A couple of items of note from the Iowa Bicycle Summit: Trek is doing an advocacy effort and apparently liked my blog name a lot. They've called theirs One World Two Wheels and have some nice non-Trek-specific advocacy materials. One of the things they wanted to do, but Clif Bar beat them to the punch, is a site like Clif's excellent 2 Mile Challenge, which shows people what's within 2 miles of home, and thus easily rideable. From Trek's point of view, getting more people to ride means selling more bicycles, and addressing the Practical Cycling arena is a way to expand these markets.

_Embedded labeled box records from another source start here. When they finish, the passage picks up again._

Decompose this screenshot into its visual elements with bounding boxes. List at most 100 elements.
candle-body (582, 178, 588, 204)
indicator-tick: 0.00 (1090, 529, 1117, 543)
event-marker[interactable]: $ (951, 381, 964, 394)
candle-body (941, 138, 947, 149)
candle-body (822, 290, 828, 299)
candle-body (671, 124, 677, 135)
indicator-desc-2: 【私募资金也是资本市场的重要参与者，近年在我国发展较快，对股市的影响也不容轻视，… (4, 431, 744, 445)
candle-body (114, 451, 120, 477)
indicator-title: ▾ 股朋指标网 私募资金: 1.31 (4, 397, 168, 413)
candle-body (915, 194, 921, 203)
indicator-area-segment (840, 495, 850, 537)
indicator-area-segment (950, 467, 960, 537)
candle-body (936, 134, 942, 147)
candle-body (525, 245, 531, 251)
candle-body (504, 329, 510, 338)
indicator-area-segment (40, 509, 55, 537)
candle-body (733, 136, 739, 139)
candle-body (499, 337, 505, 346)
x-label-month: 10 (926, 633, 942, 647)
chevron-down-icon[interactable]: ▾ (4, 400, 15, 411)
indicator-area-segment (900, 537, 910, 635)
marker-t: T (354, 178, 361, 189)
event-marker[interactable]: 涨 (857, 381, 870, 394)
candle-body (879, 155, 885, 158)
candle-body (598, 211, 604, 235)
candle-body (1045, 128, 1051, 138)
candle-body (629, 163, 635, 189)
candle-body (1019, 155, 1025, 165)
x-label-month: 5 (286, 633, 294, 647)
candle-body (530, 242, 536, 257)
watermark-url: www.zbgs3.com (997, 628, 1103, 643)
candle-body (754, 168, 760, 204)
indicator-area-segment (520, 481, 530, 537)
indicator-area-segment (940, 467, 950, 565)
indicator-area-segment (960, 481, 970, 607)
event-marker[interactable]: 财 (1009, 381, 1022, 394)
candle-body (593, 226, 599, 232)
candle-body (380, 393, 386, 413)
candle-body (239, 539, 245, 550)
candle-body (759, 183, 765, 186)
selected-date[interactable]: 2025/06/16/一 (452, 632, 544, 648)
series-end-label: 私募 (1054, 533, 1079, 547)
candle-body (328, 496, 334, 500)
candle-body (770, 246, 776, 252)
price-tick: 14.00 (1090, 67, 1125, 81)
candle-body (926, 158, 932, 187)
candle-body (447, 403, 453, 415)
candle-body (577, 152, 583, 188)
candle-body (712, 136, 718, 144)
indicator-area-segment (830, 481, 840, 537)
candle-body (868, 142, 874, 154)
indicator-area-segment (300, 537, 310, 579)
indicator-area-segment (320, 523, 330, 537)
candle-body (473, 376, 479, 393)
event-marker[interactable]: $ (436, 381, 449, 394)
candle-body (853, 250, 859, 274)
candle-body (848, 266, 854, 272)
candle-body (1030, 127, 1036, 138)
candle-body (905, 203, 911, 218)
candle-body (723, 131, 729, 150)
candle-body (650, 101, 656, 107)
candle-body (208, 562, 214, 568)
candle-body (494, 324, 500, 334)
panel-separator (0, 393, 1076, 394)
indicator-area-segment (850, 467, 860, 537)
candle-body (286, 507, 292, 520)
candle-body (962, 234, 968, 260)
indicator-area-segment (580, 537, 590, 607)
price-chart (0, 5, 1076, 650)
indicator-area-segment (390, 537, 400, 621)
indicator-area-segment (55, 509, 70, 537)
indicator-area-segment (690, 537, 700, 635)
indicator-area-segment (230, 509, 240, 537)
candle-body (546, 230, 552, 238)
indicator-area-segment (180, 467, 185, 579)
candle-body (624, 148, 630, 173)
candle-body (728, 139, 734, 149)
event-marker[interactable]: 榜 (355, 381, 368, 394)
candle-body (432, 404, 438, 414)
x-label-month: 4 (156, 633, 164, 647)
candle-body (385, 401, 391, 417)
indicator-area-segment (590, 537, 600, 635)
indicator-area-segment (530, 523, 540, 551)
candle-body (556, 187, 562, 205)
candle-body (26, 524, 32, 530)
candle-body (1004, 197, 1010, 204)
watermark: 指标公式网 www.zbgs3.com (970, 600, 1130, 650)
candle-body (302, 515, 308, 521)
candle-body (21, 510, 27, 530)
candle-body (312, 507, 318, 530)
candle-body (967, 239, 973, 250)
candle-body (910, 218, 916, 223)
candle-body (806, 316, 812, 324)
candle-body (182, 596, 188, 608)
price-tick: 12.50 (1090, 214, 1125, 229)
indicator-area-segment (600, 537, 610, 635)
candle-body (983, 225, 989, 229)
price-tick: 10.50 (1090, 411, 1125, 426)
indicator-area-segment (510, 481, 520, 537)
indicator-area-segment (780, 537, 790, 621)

I'll write more about the Iowa Bicycle Summit tonight or tomorrow.

Thursday, January 03, 2008

$100 A Barrel

Was it really less than three years ago that President Bush took a nice romantic hand-holding walk with Crown Prince Abdullah to urge him to keep oil below $50 a barrel?

Yeah, that worked well.

Yesterday, a single oil contract on the New York Mercantile Exchange traded at $100.00 a barrel, and ten more traded at $99.90. That's within spittin' distance of the inflation-adjusted highest price ever of $102.81 a barrel, reached in April 1980. The Journal does a wonderful interactive grahic of this, with the green shading being the inflation-adjusted price. You can see the Journal's graphic here. Maybe Mr. Bush should have let the Prince get to second base.

I think we're in for a tough year or four. Not only are house prices dropping (and the real shitstorm of mortgage problems in the most bubblicious states still lie ahead of us), but plenty of people are eyeball-deep in car payments, too. This article in the L.A. Times called "New Cars That Are Fully-Loaded--With Debt" looks at this problem. Motor vehicles are the most expensive piece of depreciating consumer crap that most of us buy, and more and more people are getting underwater on these loans.

Part of the reason I haven't been blogging as much recently is the usual December Christmas crush and partly because I have spent a lot of time reading on what has been termed the Subprime Crisis but really is a broader credit crisis underlaid by financial institution solvency issues. What can I say, my degree's in Economics, my background is finance, and I like this stuff. If you want to follow along on this, I highly recommend the Calculated Risk blog. Note that this has nothing whatsoever to do with bicycles. If you'd rather hit yourself with a hammer than read about mortgage backed securities servicing agreements, Calculated Risk may not be the spot for you.